Outre un chargeur et une porte dérobée, les principaux composants du logiciel malveillant utilisé par l'attaquant sont les suivants :

- Pathloader : ce fichier exécutable Windows léger télécharge et exécute un shellcode chiffré hébergé sur un serveur distant. Il utilise des techniques pour éviter une exécution immédiate dans la sandbox de l’entreprise cible. Pour bloquer l'analyse statique, il effectue un hachage de l'API et un chiffrement de la chaîne ;

- FinalDraft : ce logiciel malveillant 64 bits écrit en C++ se concentre sur l'exfiltration de données et d'exécution de code arbitraire dans un espace d'adresse séparé d'un processus (process injection). Il comprend plusieurs modules qui peuvent être injectés par le logiciel malveillant ; leurs résultats sont transmis à un serveur de commande et de contrôle (C2).
 Entre autres choses, il recueille initialement des informations sur les serveurs ou les PC compromis, notamment le nom de l'ordinateur, le nom d'utilisateur du compte, les adresses IP internes et externes, ainsi que des détails sur les processus en cours d'exécution. FinalDraft comprend également une boîte à outils « pass-the-hash » similaire à Mimikatz pour traiter les hachages NTLM (New Technology LAN Manager) volés.

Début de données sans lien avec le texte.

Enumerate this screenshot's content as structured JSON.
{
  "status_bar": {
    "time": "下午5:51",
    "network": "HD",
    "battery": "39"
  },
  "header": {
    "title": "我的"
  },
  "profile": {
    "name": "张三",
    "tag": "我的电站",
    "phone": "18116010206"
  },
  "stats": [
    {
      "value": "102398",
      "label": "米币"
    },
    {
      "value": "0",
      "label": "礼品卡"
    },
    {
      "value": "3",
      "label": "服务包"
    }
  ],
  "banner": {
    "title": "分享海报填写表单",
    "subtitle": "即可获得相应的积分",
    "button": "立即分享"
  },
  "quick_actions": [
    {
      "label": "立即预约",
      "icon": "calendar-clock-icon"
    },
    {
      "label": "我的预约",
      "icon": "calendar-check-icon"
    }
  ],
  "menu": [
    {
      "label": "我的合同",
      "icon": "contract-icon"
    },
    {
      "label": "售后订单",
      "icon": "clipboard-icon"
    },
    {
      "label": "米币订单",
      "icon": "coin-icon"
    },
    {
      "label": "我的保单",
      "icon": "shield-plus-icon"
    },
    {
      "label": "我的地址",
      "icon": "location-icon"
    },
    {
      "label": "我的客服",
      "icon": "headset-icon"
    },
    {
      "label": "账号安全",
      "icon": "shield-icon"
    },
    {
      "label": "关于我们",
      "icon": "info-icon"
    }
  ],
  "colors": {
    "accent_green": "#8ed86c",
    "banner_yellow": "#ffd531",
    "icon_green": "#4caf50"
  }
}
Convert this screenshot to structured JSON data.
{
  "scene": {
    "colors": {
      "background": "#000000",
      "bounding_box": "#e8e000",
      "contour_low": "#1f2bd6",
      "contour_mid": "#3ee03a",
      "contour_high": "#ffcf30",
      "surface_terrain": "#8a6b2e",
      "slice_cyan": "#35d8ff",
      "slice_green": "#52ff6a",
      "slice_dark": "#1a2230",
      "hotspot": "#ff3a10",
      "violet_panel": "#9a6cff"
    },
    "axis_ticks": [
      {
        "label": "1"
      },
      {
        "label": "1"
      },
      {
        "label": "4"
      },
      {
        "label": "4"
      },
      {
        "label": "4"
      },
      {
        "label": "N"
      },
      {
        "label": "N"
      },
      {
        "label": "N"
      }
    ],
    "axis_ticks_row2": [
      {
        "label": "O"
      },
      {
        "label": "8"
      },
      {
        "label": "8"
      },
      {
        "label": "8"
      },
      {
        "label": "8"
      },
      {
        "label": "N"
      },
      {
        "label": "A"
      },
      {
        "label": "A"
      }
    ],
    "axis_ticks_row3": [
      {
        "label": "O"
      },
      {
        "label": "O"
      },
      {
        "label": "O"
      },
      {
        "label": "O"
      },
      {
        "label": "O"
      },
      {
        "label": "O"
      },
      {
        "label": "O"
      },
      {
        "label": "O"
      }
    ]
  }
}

Des attaques personnalisées plus efficaces

Pour communiquer, le malware passe, entre autres choses, par le service de messagerie Outlook, qui utilise l'API Microsoft Graph. Cette API permet aux développeurs d'accéder aux ressources hébergées sur les services cloud de Microsoft, y compris Microsoft 365. Bien qu'un jeton de connexion soit nécessaire pour cette API, le logiciel malveillant FinalDraft a la capacité de capturer un jeton de l'API Graph. Selon un rapport de Symantec publié l'année dernière, un nombre croissant d'acteurs de la menace abusent de l'API Graph pour dissimuler des communications. De plus, FinalDraft peut, entre autres, installer un listener TCP après avoir ajouté une règle au pare-feu Windows. Cette règle est supprimée lorsque le serveur s'éteint. Il peut également supprimer des fichiers et empêcher les services IT de les récupérer en écrasant les données par des zéros avant de les supprimer. « C’est un excellent exemple d'utilisation de la technique « living-off-the-land » (LOLBins) à son plein potentiel », a commenté M. Ullrich. « Cela indique que l'adversaire a pris le temps de personnaliser son attaque afin d'atteindre le plus efficacement possible sa cible. Il est vraiment difficile de se défendre contre une attaque de ce type. L'aspect « avancé » de l'APT (Advanced Persistent Threat) est souvent plus visible dans cette préparation que dans les outils utilisés et l'exécution de l'attaque.

À la fin de son rapport, Elastic Security énumère plusieurs règles Yara qu'il a créées et publiées sur GitHub pour mieux se défendre contre le malware. Ces règles permettent de détecter PathLoader et FinalDraft sous Windows, et cette règle détecte FinalDraft sous Linux.